Dünyada mevcut NGO’lar tespit edilerek, bunlardan uluslararası alanda yapılacak etkinliklerde işbirliği yapılarak faydalanılması da önemlidir.
Her şeyden önemlisi, Türkiye merkezli NGO’ların kurulması ve diğer NGO’larla uygun ilişkiler kurulması için gerekli yasal düzenlemelerin yapılması ve NGO’larla ilişkilerde uyulacak genel ilkelerin tespit edilmesidir.
Ayrıca, Türkiye Cumhuriyetinin karar alıcı ve uygulayıcı devlet organlarında NGO danışma mekanizmaları oluşturulması da faydalı bir uygulama olacaktır.

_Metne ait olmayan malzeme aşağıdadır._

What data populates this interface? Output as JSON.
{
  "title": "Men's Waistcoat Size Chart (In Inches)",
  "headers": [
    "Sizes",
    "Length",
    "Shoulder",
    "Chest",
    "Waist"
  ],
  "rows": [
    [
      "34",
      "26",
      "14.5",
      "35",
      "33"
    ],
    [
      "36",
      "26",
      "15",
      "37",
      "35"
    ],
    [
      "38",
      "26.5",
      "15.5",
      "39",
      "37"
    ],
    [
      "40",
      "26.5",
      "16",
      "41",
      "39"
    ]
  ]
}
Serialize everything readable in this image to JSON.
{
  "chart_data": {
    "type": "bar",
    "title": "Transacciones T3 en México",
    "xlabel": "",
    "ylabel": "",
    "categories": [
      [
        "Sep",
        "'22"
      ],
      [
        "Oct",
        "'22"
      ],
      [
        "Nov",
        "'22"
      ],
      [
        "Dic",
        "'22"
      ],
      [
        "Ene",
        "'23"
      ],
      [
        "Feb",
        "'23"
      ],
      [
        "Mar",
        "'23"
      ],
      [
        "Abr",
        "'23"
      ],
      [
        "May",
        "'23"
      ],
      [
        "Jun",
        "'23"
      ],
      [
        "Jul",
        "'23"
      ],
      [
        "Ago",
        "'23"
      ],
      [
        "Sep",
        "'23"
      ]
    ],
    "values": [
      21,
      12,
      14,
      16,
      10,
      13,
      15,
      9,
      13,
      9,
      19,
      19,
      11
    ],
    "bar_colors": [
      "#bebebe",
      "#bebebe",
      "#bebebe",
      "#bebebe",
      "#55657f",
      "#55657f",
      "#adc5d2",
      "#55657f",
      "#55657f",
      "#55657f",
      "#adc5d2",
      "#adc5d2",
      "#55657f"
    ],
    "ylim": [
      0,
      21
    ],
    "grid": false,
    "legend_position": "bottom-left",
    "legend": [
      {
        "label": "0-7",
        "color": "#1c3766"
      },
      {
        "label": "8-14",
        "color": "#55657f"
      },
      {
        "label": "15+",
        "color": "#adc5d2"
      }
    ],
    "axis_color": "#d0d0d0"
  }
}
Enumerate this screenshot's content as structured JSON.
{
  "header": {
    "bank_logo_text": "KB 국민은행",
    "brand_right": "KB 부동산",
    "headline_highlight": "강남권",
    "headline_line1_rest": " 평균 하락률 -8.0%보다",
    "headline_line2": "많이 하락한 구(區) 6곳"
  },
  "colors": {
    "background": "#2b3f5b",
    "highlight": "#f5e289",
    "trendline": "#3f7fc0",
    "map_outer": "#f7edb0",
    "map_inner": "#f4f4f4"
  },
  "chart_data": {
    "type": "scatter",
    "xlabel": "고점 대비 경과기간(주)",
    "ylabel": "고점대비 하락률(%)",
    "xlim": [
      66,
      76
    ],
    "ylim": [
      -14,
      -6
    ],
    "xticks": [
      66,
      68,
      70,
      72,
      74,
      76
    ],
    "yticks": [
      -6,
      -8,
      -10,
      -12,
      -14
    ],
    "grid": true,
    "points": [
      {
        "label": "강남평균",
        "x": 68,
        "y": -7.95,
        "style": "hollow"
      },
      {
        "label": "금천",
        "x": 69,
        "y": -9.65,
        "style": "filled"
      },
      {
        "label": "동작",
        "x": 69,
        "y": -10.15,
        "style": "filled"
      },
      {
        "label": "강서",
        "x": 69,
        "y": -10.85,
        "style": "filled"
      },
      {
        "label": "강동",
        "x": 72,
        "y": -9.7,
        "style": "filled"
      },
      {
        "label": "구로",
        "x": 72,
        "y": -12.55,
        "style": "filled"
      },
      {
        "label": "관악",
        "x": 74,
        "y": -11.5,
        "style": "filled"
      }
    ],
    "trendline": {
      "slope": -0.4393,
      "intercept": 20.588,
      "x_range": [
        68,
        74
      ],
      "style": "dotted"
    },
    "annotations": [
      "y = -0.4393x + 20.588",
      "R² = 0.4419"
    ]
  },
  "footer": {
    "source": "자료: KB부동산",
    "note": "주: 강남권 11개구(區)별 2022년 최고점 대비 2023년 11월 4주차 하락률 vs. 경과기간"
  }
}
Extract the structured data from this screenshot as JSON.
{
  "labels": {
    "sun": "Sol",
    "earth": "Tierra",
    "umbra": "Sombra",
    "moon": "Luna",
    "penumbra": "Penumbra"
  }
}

En önemlisi de, uluslararası alanda (afetlere yardım, çatışmaların önlenmesi, barış gücüne destek vb. alanlarda) faaliyet gösterecek olan Türkiye Cumhuriyeti kurumlarının, bu faaliyetler sırasında NGO’larla nasıl bir ilişki içinde olacağının merkezi olarak belirlenmesi, bu faaliyetlerde görev yapacak olan personelin uygun şekilde talimatlandırılması ve eğitilmesi gerekmektedir.